Quando decidi aprender latim não tinha a expectativa de me encontrar num autocarro com um turista romano a quem tivesse de indicar um hotel. Nem sequer tinha a ilusão que numa reunião internacional me pudesse servir de língua veicular. Bem vistas as coisas, aprendi-o por pura inutilidade. Como dizia a minha antiga professora de latim, quando umas alunas tiveram a triste ideia de lhe perguntar para que servia aprender latim: para nada, não serve para cultivar batatas.
Mas vou tentar responder a esta questão e ver que implicações tem no espaço público europeu.
As línguas mortas têm para mim duas vantagens: estão mortas e são as que são, as que temos disponíveis.
A primeira vantagem parece paradoxal. Que vantagem traz a morte? Os leitores de biografias, género que os franceses e ingleses cultivam melhor que ninguém, mas em Portugal praticamente inexiste, sabem que a biografia de uma personagem morta tem uma imensa vantagem: pode-se saber a vida completa dessa personagem. O problema das autobiografias é que nunca nos contam a história toda. Nas feitas por terceiros, conhecemos o percurso desde o nascimento até à morte. Aquele conjunto faz sentido. É a diferença de tentar apanhar um comboio em andamento ou visitar um comboio parado mas com um longo percurso.
Aprender uma língua morta tem assim a vantagem de podermos fazer balanços, senão definitivos, o que seria sempre temerário, pelo menos mais completos. É sempre uma reflexão sobre a mortalidade.
Em segundo lugar, as línguas mortas que nos são mais disponíveis são o que são. Não me refiro obviamente ao sânscrito ou ao hitita, quase impossível de aprender sem livros alemães, franceses ou ingleses. Por mais apaixonantes que sejam estas línguas, e por mais que com elas se possa aprender, nomeadamente sobre o nosso passado indo-europeu comum.
Refiro-me ao latim e ao grego. Uma durante mais de dois mil anos estruturante da nossa cultura em continuidade, outra estruturante ainda há mais tempo, mas em continuidade sobretudo nos últimos quinhentos anos. Começam por ser a base do nosso vocabulário científico e filosófico. Ninguém pode ter nenhuma noção profunda do que é a nossa cultura sem ter algumas bases nestas línguas. Conheço pessoas que se exercem no cálculo infinitesimal com uma destreza infinitamente maior que a minha (não será difícil) mas que nunca pararam um segundo para pensar que o símbolo de integral é um “S” que vem de “summa” em latim. Ou que o estomatologista mais não é que um cientista da boca.

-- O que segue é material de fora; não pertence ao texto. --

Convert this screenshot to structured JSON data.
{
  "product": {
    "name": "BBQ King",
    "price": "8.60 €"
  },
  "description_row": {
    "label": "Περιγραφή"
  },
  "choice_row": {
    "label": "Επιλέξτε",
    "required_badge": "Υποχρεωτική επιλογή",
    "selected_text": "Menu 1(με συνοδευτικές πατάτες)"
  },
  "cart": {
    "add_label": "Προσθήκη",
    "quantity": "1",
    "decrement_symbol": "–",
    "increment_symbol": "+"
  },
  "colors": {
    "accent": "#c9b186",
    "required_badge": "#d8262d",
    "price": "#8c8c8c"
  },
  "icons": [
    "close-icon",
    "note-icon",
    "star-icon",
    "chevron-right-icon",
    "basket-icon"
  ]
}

O exercício da língua é outro aspecto que beneficia dessa aprendizagem. As orações infinitivas quase desapareceram da prática porque não há memória do latim. E o misterioso uso de palavras gregas no português vulgar como “cara” e “cada” não suscita nenhuma curiosidade. As línguas mortas permitem-nos reflectir, ter interrogações sobre o que dizemos. E como comunicamos em geral dizendo, vê-se assim como se estreita o espaço das interrogações, da curiosidade, hoje em dia.
Mas também cultiva a abertura e a elasticidade: o latim e o grego são, em termos muito diversos, línguas simultaneamente muito rigorosas e muito diferentes das nossas. A sua estrutura morfológica e sintáctica obriga-nos a reconhecer a legitimidade de outras realidades, de outras culturas. E o seu estudo aprofundado obriga-nos a uma abertura infinitamente maior à diferença que viagens turísticas a países não europeus como o Burkina-Faso ou a Turquia. A viagem meramente turística obriga-nos apenas a dizer “obrigado” ou “boa tarde”. Em suma “pulcher est puella”. Aprendemos umas banalidades, como vamos a restaurantes exóticos, com comida adaptada a turistas. Aprender latim e grego implica percebermos que povos que pensavam de maneiras muito diversas de nós, se exprimiam de modo bem diverso do nosso, eram capazes de elaborar de forma tão ou mais consistente que a nossa.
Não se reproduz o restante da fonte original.